The last Jewish teacher Jakob Schloss gives notice of his departure for Frankfurt/Main on September 18, 1940.

(Source: Einwohnermelderegister Mellrichstadt, 01.01.1939 – 31.04.1945.)

In Frankfurt he commits suicide on December 6, 1940.

(Source: Auskunft vom Institut für Stadtgeschichte Frankfurt/Main.)

1933 – 1942

82 Jews leave the town in the course of these years.

(Source: Baruch Z. Ophir und Falk Wiesemann, Die jüdischen Gemeinden in Bayern 1918 – 1945, Odenbourg Verlag, München, Wien 1979.)

1942

On March 13, 1941, an elderly Jewish married couple gives notice of their departure to an old age asylum at Würzburg.

(Source: Einwohnermelderegister Mellrichstadt, 01.01.1939 – 31.04.1945.)

On March 30 and 31, 1942, seven Jews from Mellrichstadt are forced to move to a Würzburg old age asylum.
They are gathered there for the transportation to Theresienstadt.

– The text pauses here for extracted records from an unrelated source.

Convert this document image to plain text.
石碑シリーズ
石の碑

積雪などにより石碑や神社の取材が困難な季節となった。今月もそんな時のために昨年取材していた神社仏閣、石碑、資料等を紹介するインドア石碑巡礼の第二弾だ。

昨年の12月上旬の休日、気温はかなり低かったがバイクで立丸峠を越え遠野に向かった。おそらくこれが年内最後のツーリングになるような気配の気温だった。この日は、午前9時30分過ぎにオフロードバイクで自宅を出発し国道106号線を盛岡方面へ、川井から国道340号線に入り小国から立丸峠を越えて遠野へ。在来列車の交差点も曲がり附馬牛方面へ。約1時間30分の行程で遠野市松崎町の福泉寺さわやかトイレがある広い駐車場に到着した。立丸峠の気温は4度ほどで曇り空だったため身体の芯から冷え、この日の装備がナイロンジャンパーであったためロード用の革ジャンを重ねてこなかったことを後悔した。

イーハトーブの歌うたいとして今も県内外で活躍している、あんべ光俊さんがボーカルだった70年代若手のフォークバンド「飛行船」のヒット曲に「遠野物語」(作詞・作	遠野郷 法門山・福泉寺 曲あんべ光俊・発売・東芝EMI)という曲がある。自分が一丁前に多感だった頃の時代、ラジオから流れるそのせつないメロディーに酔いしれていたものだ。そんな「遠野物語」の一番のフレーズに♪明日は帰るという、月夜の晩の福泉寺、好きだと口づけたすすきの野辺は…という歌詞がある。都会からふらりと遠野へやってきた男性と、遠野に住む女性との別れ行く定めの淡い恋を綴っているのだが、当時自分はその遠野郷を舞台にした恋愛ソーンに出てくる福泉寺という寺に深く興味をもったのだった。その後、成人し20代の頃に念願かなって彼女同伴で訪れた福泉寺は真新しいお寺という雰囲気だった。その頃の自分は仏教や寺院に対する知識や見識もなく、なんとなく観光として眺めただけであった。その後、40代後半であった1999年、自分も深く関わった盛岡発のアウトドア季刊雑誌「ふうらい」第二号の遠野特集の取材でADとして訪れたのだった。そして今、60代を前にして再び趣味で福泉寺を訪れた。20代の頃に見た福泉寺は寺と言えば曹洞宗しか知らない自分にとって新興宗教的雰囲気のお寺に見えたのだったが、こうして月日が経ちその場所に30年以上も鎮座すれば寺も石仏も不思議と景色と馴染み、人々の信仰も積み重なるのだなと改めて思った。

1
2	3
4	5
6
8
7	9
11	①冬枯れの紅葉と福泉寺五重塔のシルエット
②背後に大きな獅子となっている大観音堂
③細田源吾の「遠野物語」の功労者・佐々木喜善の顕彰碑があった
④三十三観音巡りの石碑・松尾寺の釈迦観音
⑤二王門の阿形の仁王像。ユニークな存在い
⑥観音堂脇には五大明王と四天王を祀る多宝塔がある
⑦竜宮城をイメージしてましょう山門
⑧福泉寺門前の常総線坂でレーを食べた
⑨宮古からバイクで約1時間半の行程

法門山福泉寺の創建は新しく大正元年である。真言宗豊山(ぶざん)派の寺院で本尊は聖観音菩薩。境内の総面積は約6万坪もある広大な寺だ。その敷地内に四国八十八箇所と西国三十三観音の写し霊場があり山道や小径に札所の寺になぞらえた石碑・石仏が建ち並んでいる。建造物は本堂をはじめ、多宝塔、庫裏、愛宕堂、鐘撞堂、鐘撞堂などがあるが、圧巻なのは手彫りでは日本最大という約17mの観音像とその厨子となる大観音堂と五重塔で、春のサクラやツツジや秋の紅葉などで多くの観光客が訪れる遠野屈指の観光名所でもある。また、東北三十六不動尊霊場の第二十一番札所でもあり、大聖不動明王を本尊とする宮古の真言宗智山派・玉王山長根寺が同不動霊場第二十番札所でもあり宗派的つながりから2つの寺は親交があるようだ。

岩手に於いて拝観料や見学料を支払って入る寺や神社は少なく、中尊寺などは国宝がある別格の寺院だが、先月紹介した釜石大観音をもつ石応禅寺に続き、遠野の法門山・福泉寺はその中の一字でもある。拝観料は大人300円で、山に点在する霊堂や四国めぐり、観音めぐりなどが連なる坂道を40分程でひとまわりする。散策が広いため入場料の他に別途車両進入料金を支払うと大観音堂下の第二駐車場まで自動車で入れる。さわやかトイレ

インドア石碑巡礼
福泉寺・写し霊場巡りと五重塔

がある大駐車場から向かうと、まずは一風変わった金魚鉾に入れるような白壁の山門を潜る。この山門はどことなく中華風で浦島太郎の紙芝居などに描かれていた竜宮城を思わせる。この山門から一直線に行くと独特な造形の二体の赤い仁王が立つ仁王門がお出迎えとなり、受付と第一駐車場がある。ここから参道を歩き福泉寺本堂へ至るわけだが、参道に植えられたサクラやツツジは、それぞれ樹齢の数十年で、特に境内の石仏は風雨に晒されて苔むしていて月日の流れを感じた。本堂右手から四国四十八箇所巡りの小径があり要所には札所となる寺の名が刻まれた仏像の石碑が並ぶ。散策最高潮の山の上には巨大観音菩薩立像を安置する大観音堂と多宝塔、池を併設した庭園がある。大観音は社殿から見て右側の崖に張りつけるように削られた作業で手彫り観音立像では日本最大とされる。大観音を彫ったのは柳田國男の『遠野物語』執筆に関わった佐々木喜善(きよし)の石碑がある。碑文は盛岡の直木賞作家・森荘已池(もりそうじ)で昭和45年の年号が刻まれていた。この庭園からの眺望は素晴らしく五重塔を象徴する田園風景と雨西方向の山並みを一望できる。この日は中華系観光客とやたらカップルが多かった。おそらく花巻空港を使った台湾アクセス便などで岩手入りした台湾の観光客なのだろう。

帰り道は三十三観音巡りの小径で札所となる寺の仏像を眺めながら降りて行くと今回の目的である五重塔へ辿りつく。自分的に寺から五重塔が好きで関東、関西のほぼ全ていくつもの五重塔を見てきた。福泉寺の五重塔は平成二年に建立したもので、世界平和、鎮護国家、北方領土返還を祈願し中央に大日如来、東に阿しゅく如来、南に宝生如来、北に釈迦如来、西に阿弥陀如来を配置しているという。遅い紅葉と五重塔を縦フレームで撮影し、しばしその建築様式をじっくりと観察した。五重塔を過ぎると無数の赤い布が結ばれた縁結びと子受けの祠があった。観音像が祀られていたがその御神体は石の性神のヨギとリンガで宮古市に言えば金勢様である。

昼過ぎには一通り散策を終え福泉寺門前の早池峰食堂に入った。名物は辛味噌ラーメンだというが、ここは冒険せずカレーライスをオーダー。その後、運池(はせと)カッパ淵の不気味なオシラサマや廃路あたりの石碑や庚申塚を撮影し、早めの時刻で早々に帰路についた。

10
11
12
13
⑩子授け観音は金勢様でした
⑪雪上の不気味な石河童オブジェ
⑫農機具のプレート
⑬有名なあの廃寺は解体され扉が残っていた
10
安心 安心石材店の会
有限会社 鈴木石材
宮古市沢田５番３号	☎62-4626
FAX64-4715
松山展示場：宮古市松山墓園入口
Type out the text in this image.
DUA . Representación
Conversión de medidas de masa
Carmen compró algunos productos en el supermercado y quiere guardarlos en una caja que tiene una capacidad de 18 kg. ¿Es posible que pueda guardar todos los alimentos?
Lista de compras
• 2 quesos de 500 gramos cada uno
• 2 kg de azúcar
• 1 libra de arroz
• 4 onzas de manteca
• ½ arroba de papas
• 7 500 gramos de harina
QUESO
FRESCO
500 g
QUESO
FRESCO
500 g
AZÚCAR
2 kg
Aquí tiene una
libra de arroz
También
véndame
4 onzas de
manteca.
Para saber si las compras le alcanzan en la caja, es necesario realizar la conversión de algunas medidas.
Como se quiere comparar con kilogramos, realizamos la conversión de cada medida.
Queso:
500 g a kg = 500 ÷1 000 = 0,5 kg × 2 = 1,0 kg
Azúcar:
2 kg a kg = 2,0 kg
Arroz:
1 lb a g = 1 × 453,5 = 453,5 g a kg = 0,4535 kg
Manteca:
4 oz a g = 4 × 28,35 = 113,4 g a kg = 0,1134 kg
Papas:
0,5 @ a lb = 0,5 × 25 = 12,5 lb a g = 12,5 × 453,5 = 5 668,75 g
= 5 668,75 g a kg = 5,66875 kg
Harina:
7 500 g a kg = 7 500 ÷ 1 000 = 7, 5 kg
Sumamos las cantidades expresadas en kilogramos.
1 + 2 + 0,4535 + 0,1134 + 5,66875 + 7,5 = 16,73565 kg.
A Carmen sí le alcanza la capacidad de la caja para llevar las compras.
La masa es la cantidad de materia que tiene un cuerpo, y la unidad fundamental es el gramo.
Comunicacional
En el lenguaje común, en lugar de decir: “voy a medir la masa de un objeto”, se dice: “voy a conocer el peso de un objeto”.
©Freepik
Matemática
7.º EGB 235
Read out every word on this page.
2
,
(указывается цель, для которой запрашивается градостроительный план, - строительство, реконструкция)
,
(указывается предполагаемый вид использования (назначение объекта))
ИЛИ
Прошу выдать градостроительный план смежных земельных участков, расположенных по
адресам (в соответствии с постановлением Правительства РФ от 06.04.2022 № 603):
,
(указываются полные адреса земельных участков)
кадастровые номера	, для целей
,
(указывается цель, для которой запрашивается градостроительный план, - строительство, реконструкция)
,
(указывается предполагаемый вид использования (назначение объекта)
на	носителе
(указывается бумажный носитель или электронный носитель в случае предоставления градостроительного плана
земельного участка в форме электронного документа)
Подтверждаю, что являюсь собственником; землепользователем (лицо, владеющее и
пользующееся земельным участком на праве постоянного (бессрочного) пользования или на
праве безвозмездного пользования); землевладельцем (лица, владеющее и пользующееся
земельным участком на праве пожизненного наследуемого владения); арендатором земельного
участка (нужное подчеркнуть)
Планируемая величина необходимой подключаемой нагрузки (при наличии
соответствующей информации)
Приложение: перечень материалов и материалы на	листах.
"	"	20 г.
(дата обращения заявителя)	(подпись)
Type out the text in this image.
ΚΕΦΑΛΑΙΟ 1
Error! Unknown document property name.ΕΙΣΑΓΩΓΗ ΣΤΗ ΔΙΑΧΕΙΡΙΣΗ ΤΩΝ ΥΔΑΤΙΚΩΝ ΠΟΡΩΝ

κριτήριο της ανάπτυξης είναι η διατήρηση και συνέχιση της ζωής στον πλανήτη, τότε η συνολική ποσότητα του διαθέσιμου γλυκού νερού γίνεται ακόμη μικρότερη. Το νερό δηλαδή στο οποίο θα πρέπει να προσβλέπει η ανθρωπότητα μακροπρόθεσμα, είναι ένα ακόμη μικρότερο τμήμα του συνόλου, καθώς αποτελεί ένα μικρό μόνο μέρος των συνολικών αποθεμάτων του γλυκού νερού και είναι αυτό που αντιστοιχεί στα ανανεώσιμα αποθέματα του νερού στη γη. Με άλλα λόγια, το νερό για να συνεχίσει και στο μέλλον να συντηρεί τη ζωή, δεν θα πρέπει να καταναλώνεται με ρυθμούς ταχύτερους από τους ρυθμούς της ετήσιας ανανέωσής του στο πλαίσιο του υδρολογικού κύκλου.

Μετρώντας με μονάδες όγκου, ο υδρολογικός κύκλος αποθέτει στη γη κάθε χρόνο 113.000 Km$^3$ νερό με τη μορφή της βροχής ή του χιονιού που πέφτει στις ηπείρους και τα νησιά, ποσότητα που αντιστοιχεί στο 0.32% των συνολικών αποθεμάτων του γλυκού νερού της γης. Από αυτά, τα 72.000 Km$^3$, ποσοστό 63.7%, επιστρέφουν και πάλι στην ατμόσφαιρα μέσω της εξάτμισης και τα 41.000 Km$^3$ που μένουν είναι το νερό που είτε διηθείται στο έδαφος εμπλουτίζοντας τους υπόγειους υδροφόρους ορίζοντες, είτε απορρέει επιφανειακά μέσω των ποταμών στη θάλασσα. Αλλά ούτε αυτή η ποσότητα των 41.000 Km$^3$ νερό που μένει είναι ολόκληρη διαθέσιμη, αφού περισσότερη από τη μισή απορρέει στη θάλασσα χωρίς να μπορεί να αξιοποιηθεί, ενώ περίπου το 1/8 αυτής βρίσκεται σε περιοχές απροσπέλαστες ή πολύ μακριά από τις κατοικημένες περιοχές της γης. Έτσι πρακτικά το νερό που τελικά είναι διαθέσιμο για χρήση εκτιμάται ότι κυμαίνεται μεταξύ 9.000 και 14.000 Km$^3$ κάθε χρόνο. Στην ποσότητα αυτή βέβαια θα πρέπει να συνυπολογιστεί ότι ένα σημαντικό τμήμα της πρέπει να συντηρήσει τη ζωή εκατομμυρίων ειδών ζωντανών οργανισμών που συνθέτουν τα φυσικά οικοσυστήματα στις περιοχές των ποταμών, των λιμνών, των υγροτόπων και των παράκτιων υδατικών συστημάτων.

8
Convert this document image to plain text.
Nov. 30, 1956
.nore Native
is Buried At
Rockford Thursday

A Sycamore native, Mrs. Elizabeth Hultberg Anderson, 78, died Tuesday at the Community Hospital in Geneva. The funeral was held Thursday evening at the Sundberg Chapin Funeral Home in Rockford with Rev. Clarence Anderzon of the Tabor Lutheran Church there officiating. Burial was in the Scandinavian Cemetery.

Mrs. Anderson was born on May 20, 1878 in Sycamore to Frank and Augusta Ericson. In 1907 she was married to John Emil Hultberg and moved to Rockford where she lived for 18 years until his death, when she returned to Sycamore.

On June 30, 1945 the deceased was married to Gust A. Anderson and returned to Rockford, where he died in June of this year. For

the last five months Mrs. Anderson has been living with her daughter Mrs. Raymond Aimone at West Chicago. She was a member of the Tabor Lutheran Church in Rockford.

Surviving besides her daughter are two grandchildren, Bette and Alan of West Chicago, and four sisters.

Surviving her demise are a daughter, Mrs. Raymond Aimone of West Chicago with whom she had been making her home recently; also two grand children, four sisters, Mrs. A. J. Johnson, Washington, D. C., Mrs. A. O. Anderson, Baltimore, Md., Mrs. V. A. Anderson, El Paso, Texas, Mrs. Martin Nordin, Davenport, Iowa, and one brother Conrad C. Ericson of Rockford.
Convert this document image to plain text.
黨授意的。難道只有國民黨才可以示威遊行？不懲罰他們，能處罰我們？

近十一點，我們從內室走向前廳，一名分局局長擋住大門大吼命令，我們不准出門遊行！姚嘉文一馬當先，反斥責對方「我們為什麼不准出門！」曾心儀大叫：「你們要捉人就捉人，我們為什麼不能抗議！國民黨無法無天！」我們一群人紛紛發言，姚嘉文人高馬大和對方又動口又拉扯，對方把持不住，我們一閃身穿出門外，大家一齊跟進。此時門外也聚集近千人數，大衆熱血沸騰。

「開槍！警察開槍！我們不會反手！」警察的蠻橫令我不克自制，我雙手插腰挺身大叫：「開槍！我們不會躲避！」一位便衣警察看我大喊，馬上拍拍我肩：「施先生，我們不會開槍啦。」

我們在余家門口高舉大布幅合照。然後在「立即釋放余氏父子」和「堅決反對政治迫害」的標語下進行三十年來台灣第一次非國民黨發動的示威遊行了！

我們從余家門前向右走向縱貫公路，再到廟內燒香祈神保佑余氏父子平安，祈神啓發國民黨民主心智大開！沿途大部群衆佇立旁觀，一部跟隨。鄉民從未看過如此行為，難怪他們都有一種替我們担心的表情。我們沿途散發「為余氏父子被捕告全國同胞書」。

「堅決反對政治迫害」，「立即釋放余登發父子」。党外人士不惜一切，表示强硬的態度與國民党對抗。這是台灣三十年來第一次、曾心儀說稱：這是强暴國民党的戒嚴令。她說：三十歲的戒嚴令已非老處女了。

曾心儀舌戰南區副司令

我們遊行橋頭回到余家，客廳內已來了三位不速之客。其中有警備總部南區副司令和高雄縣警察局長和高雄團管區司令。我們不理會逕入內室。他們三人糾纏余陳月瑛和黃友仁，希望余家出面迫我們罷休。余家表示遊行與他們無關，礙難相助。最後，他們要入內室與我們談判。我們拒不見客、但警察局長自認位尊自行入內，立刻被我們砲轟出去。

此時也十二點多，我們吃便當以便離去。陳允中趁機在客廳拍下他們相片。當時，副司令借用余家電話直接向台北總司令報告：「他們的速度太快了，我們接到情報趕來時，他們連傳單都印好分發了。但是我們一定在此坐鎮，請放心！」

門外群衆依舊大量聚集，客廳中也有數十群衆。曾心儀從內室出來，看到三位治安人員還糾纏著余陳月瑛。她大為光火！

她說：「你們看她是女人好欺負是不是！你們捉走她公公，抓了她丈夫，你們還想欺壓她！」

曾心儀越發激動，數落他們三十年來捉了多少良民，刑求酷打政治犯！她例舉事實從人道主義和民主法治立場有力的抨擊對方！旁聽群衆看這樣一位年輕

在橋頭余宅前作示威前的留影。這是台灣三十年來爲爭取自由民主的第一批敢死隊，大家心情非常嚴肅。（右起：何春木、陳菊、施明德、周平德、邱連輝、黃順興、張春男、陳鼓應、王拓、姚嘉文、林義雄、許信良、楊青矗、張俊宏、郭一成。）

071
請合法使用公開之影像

On Apri8l 24, 1942, 24 Jews are transported to Würzburg in a passenger train, starting at 04.18 hours.
The next day from Würzburg, they are transported to Krasnystaw. There their lives are ended in an extermination camp.

(Source: Staatsarchiv Würzburg, LRA Mellrichstadt, 1544.)

On May 20, 1942, the last four Jews from Mellrichstadt are transported to Würzburg in an old age asylum.
There two women die.

On September 23, 1942, nine Jews from Mellrichstadt are transported from Würzburg to the ghetto of Theresienstadt. All of them meet their deaths there.

(Source: Staatsarchiv Würzburg, Gestapostelle Würzburg, 18879.)

1942

June 20, 1942: During the summer call-over of the local group of the Mellrichstadt NSDAP the local group leader Christian Schumann announces cheerfully that now Mellrichstadt is free of any Jews.